Support and CS teams build assistants that answer tickets, draft RFP responses and surface product knowledge from the Knowledge Base — cutting response times while keeping answers grounded in verified, current documentation rather than a rep's memory.
Sales teams use assistants and workflows to qualify inbound leads, draft personalised outreach, answer discovery questions from a shared knowledge base, and update CRM records in Salesforce or HubSpot without leaving Slack or Outlook.
People teams stand up onboarding and policy assistants that field employee questions from an always-current HR knowledge base, reducing repetitive Q&A while Document Verification keeps answers aligned to the latest approved policies.
Marketing teams run content-research, brief-generation and repurposing workflows that draw on brand guidelines and prior assets in the Knowledge Base, keeping tone and facts consistent across a growing body of work.
Also worth a look depending on your priorities: Lindy for email and meeting automation, MindStudio for building custom no-code AI apps, Notion AI if your knowledge already lives in Notion, and Microsoft Copilot Studio for organisations standardised on Microsoft 365. For a broader map of the space, browse the full workflow automation category.
Cassidy AI is a well-designed choice for business operations, customer-success, sales, HR and marketing teams that want AI assistants and workflows built on a genuinely shared, always-current Knowledge Base. Treating the Knowledge Base as a first-class object — syncing Drive, SharePoint, OneDrive, Notion and Confluence, with Document Verification to keep answers trustworthy — is the differentiator that sets it apart from Zapier-style flow tools and generic chatbots.
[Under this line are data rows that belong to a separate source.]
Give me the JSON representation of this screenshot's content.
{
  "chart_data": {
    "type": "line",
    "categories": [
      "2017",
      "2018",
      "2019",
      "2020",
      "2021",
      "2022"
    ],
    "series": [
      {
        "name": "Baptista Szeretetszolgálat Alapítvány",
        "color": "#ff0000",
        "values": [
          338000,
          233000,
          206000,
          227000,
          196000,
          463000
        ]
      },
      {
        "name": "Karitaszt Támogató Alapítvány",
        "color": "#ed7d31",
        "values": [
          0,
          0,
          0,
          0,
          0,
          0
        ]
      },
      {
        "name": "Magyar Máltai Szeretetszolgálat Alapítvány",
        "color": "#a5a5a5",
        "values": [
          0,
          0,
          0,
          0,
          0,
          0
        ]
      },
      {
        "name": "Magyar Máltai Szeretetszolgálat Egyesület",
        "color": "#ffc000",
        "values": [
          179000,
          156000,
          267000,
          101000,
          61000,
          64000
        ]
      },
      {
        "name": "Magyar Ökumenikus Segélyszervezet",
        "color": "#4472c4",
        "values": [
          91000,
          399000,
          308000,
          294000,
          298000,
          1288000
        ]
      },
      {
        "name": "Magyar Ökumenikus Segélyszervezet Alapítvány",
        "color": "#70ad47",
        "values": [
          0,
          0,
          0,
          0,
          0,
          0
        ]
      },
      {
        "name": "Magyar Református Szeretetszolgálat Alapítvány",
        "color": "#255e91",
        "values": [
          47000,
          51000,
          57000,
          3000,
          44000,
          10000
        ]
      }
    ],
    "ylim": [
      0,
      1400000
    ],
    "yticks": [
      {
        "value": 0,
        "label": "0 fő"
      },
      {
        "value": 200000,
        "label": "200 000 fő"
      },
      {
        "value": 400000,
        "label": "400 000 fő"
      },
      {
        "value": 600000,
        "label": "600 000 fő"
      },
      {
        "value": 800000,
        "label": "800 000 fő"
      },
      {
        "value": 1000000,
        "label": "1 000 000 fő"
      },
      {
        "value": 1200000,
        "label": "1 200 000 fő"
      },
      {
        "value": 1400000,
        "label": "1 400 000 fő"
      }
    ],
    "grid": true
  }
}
The no-code Workflow Copilot and native deployment inside Slack, Teams and the Office suite mean teams actually adopt it, which is where most internal-AI projects quietly fail. A usable free Starter tier lets you prove value before you spend.
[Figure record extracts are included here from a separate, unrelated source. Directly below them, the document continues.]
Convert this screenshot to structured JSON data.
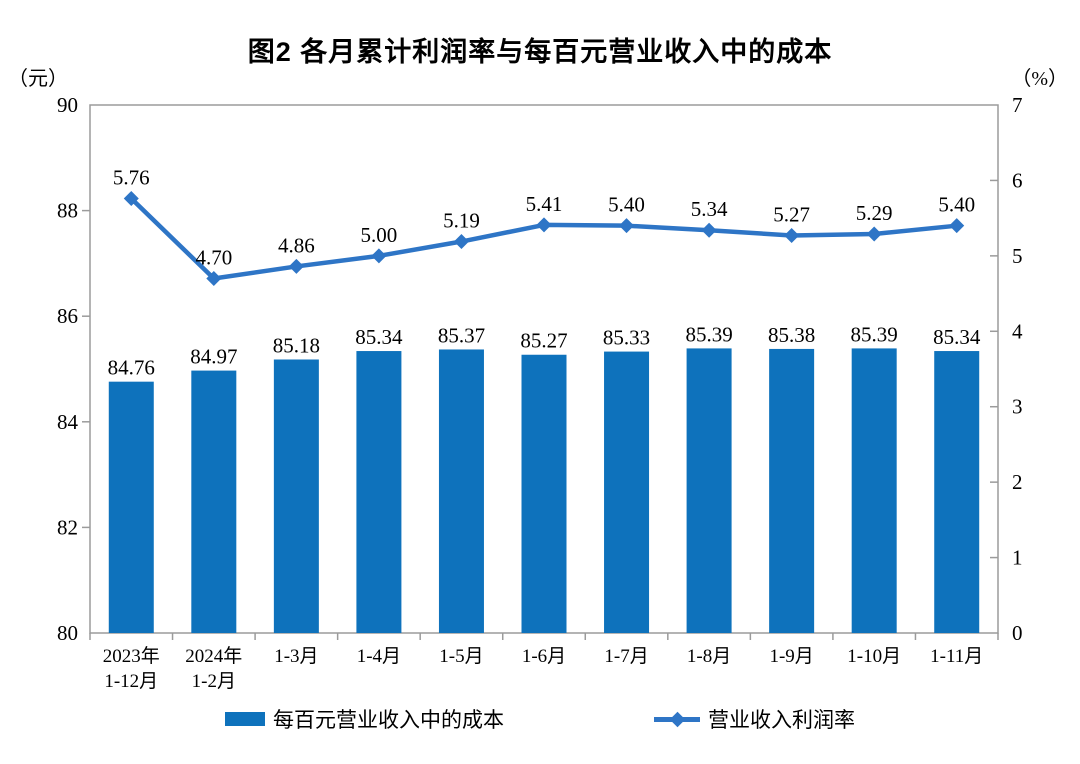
{
  "chart_data": {
    "type": "bar+line combo",
    "title": "图2 各月累计利润率与每百元营业收入中的成本",
    "grid": false,
    "legend_position": "bottom",
    "left_axis": {
      "unit": "（元）",
      "min": 80,
      "max": 90,
      "ticks": [
        80,
        82,
        84,
        86,
        88,
        90
      ]
    },
    "right_axis": {
      "unit": "（%）",
      "min": 0,
      "max": 7,
      "ticks": [
        0,
        1,
        2,
        3,
        4,
        5,
        6,
        7
      ]
    },
    "categories": [
      [
        "2023年",
        "1-12月"
      ],
      [
        "2024年",
        "1-2月"
      ],
      [
        "1-3月"
      ],
      [
        "1-4月"
      ],
      [
        "1-5月"
      ],
      [
        "1-6月"
      ],
      [
        "1-7月"
      ],
      [
        "1-8月"
      ],
      [
        "1-9月"
      ],
      [
        "1-10月"
      ],
      [
        "1-11月"
      ]
    ],
    "series": [
      {
        "name": "每百元营业收入中的成本",
        "type": "bar",
        "axis": "left",
        "color": "#0E72BC",
        "values": [
          84.76,
          84.97,
          85.18,
          85.34,
          85.37,
          85.27,
          85.33,
          85.39,
          85.38,
          85.39,
          85.34
        ]
      },
      {
        "name": "营业收入利润率",
        "type": "line",
        "axis": "right",
        "color": "#2E75C6",
        "values": [
          5.76,
          4.7,
          4.86,
          5.0,
          5.19,
          5.41,
          5.4,
          5.34,
          5.27,
          5.29,
          5.4
        ]
      }
    ],
    "colors": {
      "frame": "#9b9b9b",
      "text": "#000000"
    }
  }
}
The one real caveat is pricing transparency. Cassidy has moved paid Business and Enterprise plans to quote-based, sales-led pricing, so there is no public dollar figure to plan against, and the AI-credit model means your true cost scales with usage complexity rather than seats alone. Older third-party listings that still show fixed $49–$499 tiers no longer reflect the vendor's current page, and we have removed those figures rather than repeat unverified numbers. For teams that fit its shape, Cassidy earns a strong recommendation — start on the free tier, model your credit consumption against real work, and take those numbers into a quote conversation. For code-first developer teams, simple-connector use cases, or buyers who require fully public pricing, look at n8n or a more transparent alternative instead.
The most reliable way to price Cassidy is to build a real assistant on the free Starter plan, watch your credit consumption against actual work, and take those numbers into a Business or Enterprise quote conversation. Compare it against the rest of the category before you commit.